Sesampai di rumah, setelah selesai membersihkan make up dan mandi, Rini menelpon Rais melalui video call, sudah pukul 19.30, di Makassar sudah jam 20.30.
“Hai, Is”,meskipun sudah suami istri, Rini selalu memanggil suaminya dengan Is, begitu pula Rais memanggil istrinya dengan Rin, mungkin karena kebiasaan dari SMA, udah terlanjur dari saat berteman.
“Ya, Rin… masih di pelabuhan nih, ada barang masuk…ntar aja ya kalo udah balik aku telp balik” kata Rais sambil menyorot background kapal kapal di pelabuhan
“Ok, Is.. ati ati ya…. Bye”…

Sambil membuka buka instagram, Rini masih kepikiran Pak Fahri, memang ia pernah mendengar beberapa rumor yang membuat Pak Fahri cekcok dengan CSR terlebih dahulu, salah satunya adalah suami mbak Ida, nama CSR sebelum Rini, yang cemburu ke Pak Fahri hingga meneror Pak Fahri melalui SMS, ketika, entah bagaimana caranya, Pak Fahri tau pelakunya suami mbak Ida iapun menarik semua dananya.

Sempat kepikiran untuk telpon langsung mbak Ida, namun Rini urungkan. Akhirnya Rini telp Mbak Santi, seniornya back office. Waktu kejadian cekcok mbak Ida dan Pak Fahri, mbak Santi sudah kerja di Kantor. Jadi mbak Santi pasti tau, begitu pikir Rini.

“Hallo, mbak Santi.. udah tidur belum”, sapa Rini melalui telpon
“Belom, lagi nonton sinetron,.. tumben ada apa?”, kata mbak Santi.
Rini kemudian bercerita perihal pertemuan di ruangan Pak Karim dan tugas prospek Pak Fahmi besok. Tidak lupa rasa penasarannya terhadap Pak Fahri dan mbak Ida, CSR terdahulu.

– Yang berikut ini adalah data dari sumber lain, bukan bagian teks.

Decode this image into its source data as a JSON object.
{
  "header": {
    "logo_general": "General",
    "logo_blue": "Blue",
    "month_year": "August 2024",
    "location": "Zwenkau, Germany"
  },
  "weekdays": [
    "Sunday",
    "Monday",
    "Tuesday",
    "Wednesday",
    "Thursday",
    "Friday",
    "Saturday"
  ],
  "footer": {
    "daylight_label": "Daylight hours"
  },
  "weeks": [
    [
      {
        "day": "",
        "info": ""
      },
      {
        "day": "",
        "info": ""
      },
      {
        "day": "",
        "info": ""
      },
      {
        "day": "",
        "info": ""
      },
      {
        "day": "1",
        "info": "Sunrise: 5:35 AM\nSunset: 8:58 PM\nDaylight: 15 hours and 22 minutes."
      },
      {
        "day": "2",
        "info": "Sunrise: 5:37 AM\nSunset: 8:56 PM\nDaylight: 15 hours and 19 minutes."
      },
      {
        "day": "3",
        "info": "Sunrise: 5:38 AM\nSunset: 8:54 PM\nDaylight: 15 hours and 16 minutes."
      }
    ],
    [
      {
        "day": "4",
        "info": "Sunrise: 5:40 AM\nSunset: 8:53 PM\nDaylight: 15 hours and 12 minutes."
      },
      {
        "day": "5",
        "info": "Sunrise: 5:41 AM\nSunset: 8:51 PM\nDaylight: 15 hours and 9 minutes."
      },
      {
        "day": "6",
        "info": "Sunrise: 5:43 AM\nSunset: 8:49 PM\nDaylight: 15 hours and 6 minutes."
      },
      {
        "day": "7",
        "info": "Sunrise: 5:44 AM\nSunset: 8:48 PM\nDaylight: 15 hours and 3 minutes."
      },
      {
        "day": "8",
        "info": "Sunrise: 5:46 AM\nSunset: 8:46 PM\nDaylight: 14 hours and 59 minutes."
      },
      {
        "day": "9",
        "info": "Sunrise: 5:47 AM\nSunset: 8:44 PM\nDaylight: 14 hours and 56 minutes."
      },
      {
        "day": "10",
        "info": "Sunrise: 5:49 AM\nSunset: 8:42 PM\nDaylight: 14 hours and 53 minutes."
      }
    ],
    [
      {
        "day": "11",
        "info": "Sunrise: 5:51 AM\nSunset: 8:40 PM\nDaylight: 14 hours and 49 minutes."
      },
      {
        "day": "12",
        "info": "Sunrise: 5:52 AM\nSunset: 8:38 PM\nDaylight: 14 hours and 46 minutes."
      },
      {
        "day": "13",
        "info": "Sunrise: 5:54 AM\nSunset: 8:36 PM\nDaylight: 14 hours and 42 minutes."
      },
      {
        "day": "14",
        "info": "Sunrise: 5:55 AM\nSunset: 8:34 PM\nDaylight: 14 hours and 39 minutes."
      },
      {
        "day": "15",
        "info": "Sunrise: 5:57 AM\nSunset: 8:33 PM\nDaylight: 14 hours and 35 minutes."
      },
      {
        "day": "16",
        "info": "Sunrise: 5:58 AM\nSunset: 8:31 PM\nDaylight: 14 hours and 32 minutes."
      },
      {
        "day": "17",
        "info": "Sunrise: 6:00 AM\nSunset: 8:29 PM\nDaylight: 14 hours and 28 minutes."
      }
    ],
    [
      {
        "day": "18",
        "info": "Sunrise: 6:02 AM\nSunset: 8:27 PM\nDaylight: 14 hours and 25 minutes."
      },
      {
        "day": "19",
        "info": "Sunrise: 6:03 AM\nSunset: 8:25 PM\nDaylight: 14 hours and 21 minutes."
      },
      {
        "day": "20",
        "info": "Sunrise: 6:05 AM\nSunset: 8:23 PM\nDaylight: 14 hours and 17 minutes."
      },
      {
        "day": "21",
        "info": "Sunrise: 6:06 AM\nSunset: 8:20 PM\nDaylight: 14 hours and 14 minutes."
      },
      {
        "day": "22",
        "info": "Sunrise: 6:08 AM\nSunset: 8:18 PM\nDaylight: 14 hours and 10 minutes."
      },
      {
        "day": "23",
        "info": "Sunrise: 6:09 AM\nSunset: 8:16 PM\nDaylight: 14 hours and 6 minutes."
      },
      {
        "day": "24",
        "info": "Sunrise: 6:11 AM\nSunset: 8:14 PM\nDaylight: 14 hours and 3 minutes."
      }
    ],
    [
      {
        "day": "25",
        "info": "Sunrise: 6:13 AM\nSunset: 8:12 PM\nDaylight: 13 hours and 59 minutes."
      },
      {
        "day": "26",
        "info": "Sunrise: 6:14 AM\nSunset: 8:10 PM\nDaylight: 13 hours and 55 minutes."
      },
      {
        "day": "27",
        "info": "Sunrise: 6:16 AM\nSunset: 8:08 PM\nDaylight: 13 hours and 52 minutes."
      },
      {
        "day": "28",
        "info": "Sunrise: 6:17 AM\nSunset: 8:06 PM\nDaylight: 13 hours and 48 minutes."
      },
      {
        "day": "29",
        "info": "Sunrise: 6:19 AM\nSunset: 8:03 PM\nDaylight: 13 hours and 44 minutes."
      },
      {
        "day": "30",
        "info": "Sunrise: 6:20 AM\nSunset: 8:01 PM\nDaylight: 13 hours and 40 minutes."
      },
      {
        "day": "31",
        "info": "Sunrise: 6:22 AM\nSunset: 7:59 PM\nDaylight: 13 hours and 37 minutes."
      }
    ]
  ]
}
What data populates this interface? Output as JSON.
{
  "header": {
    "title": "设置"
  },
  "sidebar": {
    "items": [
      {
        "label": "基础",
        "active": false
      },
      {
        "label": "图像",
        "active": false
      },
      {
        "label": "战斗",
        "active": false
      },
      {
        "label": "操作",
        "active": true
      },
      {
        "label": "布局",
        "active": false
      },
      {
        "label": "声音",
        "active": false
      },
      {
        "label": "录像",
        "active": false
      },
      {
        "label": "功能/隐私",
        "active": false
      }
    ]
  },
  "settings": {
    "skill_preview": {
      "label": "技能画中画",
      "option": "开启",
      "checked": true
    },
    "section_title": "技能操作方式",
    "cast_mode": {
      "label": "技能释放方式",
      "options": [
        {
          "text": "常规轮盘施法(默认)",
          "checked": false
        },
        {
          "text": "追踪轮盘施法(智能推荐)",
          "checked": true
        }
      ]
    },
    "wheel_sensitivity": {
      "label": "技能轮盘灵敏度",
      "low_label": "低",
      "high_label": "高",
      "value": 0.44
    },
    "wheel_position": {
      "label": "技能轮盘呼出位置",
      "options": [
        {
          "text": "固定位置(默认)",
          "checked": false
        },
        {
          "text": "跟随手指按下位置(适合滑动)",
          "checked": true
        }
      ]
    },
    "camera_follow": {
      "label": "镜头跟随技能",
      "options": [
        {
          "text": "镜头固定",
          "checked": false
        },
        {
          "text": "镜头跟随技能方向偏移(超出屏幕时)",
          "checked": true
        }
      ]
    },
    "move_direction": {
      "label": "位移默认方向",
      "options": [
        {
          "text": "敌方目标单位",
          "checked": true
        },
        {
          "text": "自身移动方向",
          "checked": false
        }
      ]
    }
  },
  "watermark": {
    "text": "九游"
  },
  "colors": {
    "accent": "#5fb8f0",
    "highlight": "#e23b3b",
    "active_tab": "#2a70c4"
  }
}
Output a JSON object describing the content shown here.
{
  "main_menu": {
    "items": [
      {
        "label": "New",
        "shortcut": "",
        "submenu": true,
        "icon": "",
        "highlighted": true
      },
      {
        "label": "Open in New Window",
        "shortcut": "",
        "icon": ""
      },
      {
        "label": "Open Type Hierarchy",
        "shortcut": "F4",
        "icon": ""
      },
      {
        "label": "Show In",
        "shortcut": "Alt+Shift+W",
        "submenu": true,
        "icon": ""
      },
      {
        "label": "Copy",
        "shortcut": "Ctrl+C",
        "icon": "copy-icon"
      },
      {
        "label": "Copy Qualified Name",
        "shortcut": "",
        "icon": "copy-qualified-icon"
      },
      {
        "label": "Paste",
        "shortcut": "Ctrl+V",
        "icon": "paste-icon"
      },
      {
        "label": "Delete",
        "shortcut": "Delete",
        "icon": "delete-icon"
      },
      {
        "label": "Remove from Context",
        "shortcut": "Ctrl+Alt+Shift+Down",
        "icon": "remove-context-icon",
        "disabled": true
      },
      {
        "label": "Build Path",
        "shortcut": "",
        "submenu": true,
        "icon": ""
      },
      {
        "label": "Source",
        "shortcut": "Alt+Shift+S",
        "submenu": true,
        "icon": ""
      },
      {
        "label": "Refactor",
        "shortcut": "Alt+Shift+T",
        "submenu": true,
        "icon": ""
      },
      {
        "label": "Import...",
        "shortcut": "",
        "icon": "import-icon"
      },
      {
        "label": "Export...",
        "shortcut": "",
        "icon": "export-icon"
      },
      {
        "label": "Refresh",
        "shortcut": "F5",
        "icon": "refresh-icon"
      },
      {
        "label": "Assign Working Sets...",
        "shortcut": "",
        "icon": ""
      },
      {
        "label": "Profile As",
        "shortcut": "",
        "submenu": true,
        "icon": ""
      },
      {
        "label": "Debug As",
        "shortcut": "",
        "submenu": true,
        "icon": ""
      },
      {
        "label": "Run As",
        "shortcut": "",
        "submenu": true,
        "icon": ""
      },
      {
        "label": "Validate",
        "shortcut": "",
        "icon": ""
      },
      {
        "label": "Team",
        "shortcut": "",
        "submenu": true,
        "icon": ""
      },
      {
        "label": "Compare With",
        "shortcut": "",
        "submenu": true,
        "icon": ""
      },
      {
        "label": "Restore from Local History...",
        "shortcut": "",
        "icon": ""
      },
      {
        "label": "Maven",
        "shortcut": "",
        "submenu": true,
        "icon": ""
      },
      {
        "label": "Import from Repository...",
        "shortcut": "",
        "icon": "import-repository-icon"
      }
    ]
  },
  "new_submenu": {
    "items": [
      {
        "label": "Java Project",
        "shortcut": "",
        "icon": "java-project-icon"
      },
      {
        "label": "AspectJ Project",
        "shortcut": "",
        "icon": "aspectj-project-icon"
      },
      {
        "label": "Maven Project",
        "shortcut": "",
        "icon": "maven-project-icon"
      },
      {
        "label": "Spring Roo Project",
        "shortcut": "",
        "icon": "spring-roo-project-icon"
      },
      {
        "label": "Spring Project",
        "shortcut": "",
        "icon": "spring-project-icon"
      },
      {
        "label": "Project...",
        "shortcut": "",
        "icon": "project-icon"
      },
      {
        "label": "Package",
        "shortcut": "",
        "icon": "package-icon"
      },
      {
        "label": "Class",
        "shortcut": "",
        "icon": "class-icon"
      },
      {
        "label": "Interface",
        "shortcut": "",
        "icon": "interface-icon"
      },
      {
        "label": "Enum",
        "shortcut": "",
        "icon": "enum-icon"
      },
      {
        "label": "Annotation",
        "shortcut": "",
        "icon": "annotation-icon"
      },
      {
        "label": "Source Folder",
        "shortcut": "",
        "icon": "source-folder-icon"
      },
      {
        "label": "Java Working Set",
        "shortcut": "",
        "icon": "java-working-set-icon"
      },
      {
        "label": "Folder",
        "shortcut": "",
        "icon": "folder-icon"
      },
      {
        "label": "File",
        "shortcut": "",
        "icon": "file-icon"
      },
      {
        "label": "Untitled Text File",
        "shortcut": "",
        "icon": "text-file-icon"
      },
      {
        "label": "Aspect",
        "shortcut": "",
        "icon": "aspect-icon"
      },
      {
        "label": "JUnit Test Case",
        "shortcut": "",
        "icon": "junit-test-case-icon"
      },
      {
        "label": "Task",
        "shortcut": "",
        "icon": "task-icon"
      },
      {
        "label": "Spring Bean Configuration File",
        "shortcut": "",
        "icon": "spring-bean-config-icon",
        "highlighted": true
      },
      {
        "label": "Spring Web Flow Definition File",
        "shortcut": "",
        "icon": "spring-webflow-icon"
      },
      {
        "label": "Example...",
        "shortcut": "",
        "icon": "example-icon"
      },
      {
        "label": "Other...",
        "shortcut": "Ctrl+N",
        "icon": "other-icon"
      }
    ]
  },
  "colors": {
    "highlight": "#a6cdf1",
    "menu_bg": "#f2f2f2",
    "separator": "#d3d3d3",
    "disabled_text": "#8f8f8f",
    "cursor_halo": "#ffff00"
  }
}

“Yakin kamu mau prospek Pak Fahmi… heheh”, mbak Santi malah tertawa. “Nanti kamu malah jadi seperti Ida lho.. “.
Rini makin penasaran, “Maksudnya gimaba, Mbak..”
Mbak Santi pun mulai bercerita
“Kalo menurut salah Ida juga sih. Udah tau Pak Fahri genit tapi diladeni juga”.
“Jadi yang genit sebenarnya dua duanya, kalo boleh dikatakan, Ida sebenarnya manfaatin Pak Fahri. Kl Pak Fahri ke luar negeri Ida suka minta oleh oleh”.
“Awalnya sih cuma makanan atau pernak pernik gitu… Tapi lama lama makin aneh aneh, HP pernah, tas mahal pernah, jaket kulit pernah”, lanjut mbak Santi
“Trus Pak Fahri kasih kasih aja gitu?”.. sergah Rini
“Yahhh Rin, kl begituan sih receh buat Pak Fahri. Toh, kata driver nih, Ida juga sering pergi sendiri sama Pak Fahri. Jadi dari kantor Ida pergi ke kantor Pak Fahri trus habis itu driver ya suruh pulang, nanti Ida sampai sore balik kantor diantar Pak Fahri”
“Trus gimana mbak, kok jadinya cekcok?”
“Gak tau gimana awalnya, yg jelas Ida pernah dibeliin lingerie trus dia foto pake lingerie dan dikirim ke BBM Pak Fahri. Kayaknya itu yang bikin suaminya tau”.
“Jadi masih mau prospek Pak Fahri?”, kata mbak Santi “Pak Fahri itu orangnya ganteng, banyak uang dan kalau bicara sabgat menyakinkan”, tambah mbak Santi, “Jangan jangan nanti kamu yang diprospek jadi istri mudanya heheh”, mbak Sinta tertawa
“Apaan sih, mbak.. makasih ceritanya ya” Rini menutup telpon.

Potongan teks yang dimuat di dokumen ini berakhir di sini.